Edwards skims particular years where Neil is ‘two years on his arse’ from one drug for instance, and strikes off the death toll of friends who seemed robust. He touches on his prison experiences too though they only form a brief strand of narrative and some of it was excised in any case, so our attention is on the way these two collide, and the way they collide as drug narrative.
Steele’s perky gobsworth Mandy is both more cheerfully risk-taking and fragile: her capacity to turn boys she’s never met to nobble a pursuing store detective is a tour-de-farce of streetwise. She’s more vulnerable in other, invisible ways though, initially more robust than the hapless Neil. In one sense this is a love story come too late, or always timed wrong, till the end. Nothing though is sure. The only thing that might save them is becoming conscious of what’s happened to them.
At a ninety-second juncture where Neil’s life hangs in the balance, Edwards speaks out of Neil and for him, declaring the narrative would be beyond Neil, but here’s the politics and it all started that night on 8th July 1981.
This mainlines into U.S. and British controlling the drugs flow, when as Edwards now makes clear Home Secretary William Whitelaw drafted in Northern Ireland’s chief of police and army commander. There was more danger at home than in Belfast, and it had to be stopped. The way it was has had catastrophic results – for the people. But the government succeeded in its terms, as the West have done every time the left threaten insurgency: Vietnam, South America, Afghanistan. Before that night there were two or three thousand heron addicts, mostly middle-class. Within three years there were three hundred thousand, mostly working-class. And fighting each other, not the government, as they still are. When you’ve learned all the facts you might feel joining whatever revolution might begin to put this right.

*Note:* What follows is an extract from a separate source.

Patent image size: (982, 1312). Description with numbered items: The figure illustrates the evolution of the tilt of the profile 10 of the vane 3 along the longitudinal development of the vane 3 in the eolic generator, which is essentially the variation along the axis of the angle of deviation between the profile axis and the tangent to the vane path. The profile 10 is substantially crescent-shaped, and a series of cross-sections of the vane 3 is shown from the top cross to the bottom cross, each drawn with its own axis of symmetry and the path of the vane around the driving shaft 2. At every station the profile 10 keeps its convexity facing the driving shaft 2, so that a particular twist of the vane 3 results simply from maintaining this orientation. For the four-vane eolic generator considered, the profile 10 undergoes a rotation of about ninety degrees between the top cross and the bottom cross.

Edwards – and Bell and Steele – manage to make this at once personable, personal and devastating. Like several shows now this comes attached with post-show announcements and helpline sheets, but unusually it comes with Edwards’ own learned polemic, as noted, and that’s almost worth the price of the volume.
But see it humanized by these fearlessly funny and frantic actors, then pick up the tab and tag. As story there’s chase-tail telling. As theme a needle-raw, soaring arc of love. As moral a keen wit never loses sight of a blood-iron warmth; and in David Eldridge’s phrase ‘the knot of the heart’. As theatre it Catherine-wheels with anger. As an unsentimental education this takes some beating. Don’t miss it.